Thinking that I would quickly win it back, I begin raising with a medium strength hand - T8 offsuit. My opponent has a jack. By the flop, I managed to come up with a pair of tens - the high pair of the board. So… sensing nothing in my opponent, I challenge him for the rest of his dollar. He accepts, and flips over a J6 offsuit. I was very relieved… but then came the turn — a JACK, one of three of the remaining 45 cards that my opponent would need to win this hand. No help on the river… and suddenly I was up against two whole dollars.

Over the next hour and a half, I slowly lost the $10 back, getting absolutely nothing in terms of cards, until I saw my break. Once again having flopped top pair on the board - a 9, with an ace for a kicker, I sensed the opponent having missed his high card that he bet on before the flop. I shot in a pile of chips - $4 in quarters. My opponent waited… then raised. An obvious bluff I thought, and re-raised all in. He called. He flipped over a TK offsuit. The turn… no help to either player. So it came down to the river - my opponent would need to hit one of his cards to stay in. Well, it came in the form of a ten. Unbelievable? The fun was only about to begin.

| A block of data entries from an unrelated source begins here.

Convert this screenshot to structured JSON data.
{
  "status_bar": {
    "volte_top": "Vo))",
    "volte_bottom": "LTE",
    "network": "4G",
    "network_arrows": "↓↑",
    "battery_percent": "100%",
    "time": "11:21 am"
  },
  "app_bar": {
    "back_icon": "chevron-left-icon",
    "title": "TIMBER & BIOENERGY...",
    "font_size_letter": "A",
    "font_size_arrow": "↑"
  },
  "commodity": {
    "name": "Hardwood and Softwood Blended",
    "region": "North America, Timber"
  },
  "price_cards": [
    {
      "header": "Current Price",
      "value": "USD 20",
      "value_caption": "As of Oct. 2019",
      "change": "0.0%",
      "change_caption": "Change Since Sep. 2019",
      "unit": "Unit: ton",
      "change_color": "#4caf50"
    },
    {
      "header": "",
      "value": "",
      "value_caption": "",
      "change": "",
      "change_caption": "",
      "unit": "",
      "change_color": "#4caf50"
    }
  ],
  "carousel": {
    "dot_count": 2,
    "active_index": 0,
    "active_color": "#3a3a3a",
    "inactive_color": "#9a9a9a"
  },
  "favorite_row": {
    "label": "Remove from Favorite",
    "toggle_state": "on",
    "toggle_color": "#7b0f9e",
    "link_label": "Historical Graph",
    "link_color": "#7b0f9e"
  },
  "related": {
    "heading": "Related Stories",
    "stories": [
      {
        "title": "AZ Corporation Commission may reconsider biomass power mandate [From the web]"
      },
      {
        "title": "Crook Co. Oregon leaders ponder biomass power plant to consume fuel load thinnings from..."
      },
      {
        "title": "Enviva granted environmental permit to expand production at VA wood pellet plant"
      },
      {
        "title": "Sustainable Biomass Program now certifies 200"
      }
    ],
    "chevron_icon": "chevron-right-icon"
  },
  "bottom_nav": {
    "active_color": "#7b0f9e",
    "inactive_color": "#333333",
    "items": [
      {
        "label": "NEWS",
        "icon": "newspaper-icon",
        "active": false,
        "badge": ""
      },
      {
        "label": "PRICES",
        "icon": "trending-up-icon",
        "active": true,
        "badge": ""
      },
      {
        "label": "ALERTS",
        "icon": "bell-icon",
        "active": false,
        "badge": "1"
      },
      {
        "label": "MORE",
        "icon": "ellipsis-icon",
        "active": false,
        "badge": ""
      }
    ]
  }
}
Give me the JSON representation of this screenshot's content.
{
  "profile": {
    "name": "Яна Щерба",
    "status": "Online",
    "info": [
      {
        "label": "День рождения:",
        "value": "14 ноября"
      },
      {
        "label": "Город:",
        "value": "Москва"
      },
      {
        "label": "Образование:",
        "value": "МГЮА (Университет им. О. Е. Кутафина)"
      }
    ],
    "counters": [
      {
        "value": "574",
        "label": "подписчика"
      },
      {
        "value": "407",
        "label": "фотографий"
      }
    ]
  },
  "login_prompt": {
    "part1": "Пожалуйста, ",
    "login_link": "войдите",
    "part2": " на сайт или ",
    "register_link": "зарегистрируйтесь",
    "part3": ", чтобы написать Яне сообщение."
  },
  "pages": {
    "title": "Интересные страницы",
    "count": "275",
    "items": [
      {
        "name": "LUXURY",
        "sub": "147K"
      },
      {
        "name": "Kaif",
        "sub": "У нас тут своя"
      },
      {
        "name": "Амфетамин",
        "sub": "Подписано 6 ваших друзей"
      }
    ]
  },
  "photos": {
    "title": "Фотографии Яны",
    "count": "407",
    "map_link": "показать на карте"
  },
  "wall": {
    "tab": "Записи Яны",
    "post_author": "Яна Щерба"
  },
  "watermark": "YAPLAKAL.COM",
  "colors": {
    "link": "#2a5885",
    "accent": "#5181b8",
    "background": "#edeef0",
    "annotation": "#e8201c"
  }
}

So I’m sitting with nothing, thinking that this has gone too far. I buy $24 of chips from the bank, and we agree to change the stakes to no limit. This is where the instincts kicked in. Though losing the first few hands with the now rather big blinds (50 cent/one dollar), I began coming back over about a half hour. Still down about $8 from the original starting point. Then came the key play of the game. After the river came, I was holding pocket ducks, and said “Whadda you got?” trying to draw some emotion and betting from the opponent, hopefully getting a read on him. He paused, then flipped his cards on the table before makign a bet. I was ecstatic - he was holding an ace high! Calmly, I said “You forgot to bet… but now that I know what you got, I bet”, and I reached for my stack to count out $5.50, while making nervous twitches to draw reaction. The pot got big. My opponent looked at the chips I put in, then at my unturned cards, then at me, and realized that this was the same bluff that I had tried a few hours ago! I was hoping for a raise, but didnt expect it - he called. I flipped my deuces and raked in a huge pot. The game ended about twenty minutes later, after about a 40 cent change in either direction, not sure which.

I came out of this game down a dollar and some cents - a very fortunate outcome considering the hands (some of which I mentioned). In fact, since I paid a dollar back during the game, I was down a few cents. What can I say, we’re high rollers. In case you are wondering who the opponent was - well you’ll hear about later.

Well, that’s my first article on the Big Party. Enjoy it and expect more.